とある貧乏な家族が、とある金持の家族に少しずつ”パラサイト”してゆく様を少しコミカルに、少し不気味に描いた作品ですが、金持の描写、貧乏の描写に、漫画的なステレオタイプを迷いなくいれてゆくことで、なぜか半階高所にある便器の上に乗って他人の家のWifiの電波を探す貧乏人と、広々とした一面ガラスのプライバシーのあまりない現代建築でくつろぐ金持というような対比が生まれていて、その境界がじわりと倒壊してゆく様が面白い作品でした。
ただ、裏山から現代建築の居間は、中に棲む人々の一挙一動まで丸見えで、なぜかプライバシーだけは半地下の家の窓が路地に面している貧乏人と大差ないレベルで、笑ってしまいました。
寄生する家の娘を演じたPark So damは何処か投げやりでノンシャランでありながら、女の子らしい可愛らしさを交えた演技が魅力的。寄生される家の娘を演じたJung Ji soは、少女と大人の女性のあいだの揺れる感情を湛えた蠱惑的な微笑が魅力的。寄生パパのSong Kang-hoはずっと我慢していて、とつぜん無表情で静かにブチ切れる、ある意味いちばん怖いタイプの中年男性役を怪演。
寄生ママの「私だってお金があれば、もっと優しくなれる」というセリフが、けっこうじわりとつらくなってきてしまうセリフでした(笑)小生だって、お金があれば、もっと・・・
「前の家政婦が二人分食べる」というセリフが伏線になっていたのは、上手いなと思いました。
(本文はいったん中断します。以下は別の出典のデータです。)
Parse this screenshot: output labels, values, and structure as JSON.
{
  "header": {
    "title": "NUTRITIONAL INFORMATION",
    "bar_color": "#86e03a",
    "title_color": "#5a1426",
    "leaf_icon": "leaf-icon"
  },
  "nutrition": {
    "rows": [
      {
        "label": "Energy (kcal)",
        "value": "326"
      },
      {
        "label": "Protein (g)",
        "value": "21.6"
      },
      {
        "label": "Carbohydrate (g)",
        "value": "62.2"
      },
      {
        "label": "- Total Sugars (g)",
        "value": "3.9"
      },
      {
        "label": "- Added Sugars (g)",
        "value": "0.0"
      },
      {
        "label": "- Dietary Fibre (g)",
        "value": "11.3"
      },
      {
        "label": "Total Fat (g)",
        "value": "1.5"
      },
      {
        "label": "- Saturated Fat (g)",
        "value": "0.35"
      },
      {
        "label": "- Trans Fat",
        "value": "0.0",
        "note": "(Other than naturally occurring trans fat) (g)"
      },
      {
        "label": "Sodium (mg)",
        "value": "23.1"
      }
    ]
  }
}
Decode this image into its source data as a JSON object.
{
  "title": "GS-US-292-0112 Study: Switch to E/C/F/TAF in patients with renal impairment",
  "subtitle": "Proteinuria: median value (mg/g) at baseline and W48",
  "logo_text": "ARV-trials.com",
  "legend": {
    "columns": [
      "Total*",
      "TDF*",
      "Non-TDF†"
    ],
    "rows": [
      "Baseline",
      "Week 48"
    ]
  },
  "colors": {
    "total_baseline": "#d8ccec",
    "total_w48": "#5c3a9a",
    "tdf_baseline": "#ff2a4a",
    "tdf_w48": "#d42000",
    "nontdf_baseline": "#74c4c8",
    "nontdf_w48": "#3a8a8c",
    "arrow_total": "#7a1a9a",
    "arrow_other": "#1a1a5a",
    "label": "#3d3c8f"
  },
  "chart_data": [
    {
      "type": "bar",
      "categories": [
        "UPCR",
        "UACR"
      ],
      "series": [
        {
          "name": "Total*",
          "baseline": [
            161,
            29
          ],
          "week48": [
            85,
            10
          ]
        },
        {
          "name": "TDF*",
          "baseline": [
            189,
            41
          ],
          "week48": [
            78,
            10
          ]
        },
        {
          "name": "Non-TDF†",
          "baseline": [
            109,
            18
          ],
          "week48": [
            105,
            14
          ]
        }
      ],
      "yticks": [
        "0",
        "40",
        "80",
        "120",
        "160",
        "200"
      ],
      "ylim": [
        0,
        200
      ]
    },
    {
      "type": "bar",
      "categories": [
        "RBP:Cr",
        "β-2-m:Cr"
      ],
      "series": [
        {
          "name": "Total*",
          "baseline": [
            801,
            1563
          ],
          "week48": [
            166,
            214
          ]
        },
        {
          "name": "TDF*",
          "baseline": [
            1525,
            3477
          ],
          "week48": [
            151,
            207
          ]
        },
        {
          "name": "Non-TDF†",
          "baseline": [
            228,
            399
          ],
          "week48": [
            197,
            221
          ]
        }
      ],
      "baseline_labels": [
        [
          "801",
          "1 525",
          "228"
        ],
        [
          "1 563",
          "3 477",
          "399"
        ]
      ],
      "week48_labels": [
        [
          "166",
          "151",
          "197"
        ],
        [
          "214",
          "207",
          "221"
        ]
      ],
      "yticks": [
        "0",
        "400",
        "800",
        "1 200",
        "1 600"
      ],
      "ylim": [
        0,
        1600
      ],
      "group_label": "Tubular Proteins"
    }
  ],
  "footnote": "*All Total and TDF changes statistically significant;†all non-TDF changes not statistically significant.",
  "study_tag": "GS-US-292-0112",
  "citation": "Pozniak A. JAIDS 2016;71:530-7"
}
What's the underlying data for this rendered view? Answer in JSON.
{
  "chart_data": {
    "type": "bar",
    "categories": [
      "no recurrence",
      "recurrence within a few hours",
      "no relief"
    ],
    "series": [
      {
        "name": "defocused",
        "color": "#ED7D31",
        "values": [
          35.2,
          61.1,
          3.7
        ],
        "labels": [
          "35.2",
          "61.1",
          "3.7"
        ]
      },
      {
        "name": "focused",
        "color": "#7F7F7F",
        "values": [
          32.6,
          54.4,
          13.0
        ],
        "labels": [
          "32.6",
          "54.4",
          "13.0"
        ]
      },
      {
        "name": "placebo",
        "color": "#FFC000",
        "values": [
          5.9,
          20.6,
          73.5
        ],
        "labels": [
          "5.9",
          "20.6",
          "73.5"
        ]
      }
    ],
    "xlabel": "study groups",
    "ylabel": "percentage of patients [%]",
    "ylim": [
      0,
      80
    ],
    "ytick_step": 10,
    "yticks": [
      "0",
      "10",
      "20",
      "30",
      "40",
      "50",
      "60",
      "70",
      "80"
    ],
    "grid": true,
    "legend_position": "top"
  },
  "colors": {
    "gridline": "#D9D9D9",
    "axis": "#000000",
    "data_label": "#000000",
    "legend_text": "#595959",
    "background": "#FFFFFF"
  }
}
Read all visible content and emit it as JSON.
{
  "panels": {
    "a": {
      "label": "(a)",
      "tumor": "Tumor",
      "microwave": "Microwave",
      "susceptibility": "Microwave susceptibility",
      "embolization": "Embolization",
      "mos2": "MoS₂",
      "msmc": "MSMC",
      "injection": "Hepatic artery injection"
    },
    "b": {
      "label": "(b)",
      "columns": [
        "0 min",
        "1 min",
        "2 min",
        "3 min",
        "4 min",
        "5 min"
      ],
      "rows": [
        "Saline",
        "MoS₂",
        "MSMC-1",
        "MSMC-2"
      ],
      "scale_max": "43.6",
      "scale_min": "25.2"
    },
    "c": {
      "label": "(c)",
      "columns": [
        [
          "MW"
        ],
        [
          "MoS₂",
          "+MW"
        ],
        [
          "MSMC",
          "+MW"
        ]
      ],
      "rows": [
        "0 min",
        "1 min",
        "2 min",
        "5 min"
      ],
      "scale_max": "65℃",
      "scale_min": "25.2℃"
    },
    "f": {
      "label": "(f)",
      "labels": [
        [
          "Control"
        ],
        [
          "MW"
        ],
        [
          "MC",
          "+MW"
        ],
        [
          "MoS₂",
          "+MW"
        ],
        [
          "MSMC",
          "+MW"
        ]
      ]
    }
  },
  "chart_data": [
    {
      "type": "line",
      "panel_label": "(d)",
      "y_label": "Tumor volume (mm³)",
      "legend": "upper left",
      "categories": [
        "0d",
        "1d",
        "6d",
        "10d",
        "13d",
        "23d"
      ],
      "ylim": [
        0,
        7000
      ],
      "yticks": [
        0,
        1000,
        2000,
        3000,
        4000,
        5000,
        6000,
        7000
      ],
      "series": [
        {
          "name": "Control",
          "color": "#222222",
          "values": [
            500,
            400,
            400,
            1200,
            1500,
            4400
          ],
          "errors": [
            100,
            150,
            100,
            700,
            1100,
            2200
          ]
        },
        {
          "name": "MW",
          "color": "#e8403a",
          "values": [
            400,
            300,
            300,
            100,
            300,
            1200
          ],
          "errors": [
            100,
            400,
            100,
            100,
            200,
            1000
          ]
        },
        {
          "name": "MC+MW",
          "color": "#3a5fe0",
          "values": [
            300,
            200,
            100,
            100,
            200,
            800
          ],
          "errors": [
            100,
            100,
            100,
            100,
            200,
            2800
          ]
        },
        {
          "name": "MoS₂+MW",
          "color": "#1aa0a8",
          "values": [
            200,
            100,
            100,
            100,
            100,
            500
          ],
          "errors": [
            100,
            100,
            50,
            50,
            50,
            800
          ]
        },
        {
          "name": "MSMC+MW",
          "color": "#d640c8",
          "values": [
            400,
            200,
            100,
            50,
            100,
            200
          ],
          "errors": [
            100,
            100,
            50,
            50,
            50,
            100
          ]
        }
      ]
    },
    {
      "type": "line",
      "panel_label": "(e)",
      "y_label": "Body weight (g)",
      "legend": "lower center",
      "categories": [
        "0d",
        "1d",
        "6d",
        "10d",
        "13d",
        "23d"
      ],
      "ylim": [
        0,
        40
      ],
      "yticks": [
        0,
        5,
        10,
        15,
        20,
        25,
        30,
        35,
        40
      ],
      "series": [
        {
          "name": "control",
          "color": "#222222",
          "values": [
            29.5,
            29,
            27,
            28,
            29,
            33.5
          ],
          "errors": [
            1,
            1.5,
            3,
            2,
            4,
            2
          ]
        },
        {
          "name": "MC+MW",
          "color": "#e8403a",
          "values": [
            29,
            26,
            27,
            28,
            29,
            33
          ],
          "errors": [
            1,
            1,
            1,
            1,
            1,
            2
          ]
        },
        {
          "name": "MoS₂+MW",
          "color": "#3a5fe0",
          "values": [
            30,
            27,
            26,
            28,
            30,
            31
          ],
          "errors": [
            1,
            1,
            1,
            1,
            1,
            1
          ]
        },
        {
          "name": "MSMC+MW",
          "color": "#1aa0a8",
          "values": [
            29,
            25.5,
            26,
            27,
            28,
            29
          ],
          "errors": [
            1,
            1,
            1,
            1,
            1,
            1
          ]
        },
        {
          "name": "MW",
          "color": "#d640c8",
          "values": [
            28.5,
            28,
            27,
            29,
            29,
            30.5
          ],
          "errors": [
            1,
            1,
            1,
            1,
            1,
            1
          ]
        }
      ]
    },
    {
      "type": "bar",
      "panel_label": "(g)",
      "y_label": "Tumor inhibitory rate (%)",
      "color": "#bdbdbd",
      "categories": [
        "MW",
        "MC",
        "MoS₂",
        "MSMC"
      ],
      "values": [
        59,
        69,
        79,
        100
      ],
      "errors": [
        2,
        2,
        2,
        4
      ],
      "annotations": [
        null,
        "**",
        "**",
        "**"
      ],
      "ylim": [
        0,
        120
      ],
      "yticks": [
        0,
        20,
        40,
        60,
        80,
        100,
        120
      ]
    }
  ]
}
ぜんぜん気づかなかったです。
また、韓国の下町の急な坂道を俯瞰で捉えたショットが、なかなか素晴らしかったです。ロケ地は、何処なのでしょうか。。。韓国は、中国に行くときにトランジットで降り立ったことがあるだけで、上陸したことがないので、コロナが落ち着いたら旅行してみたい国の一つです。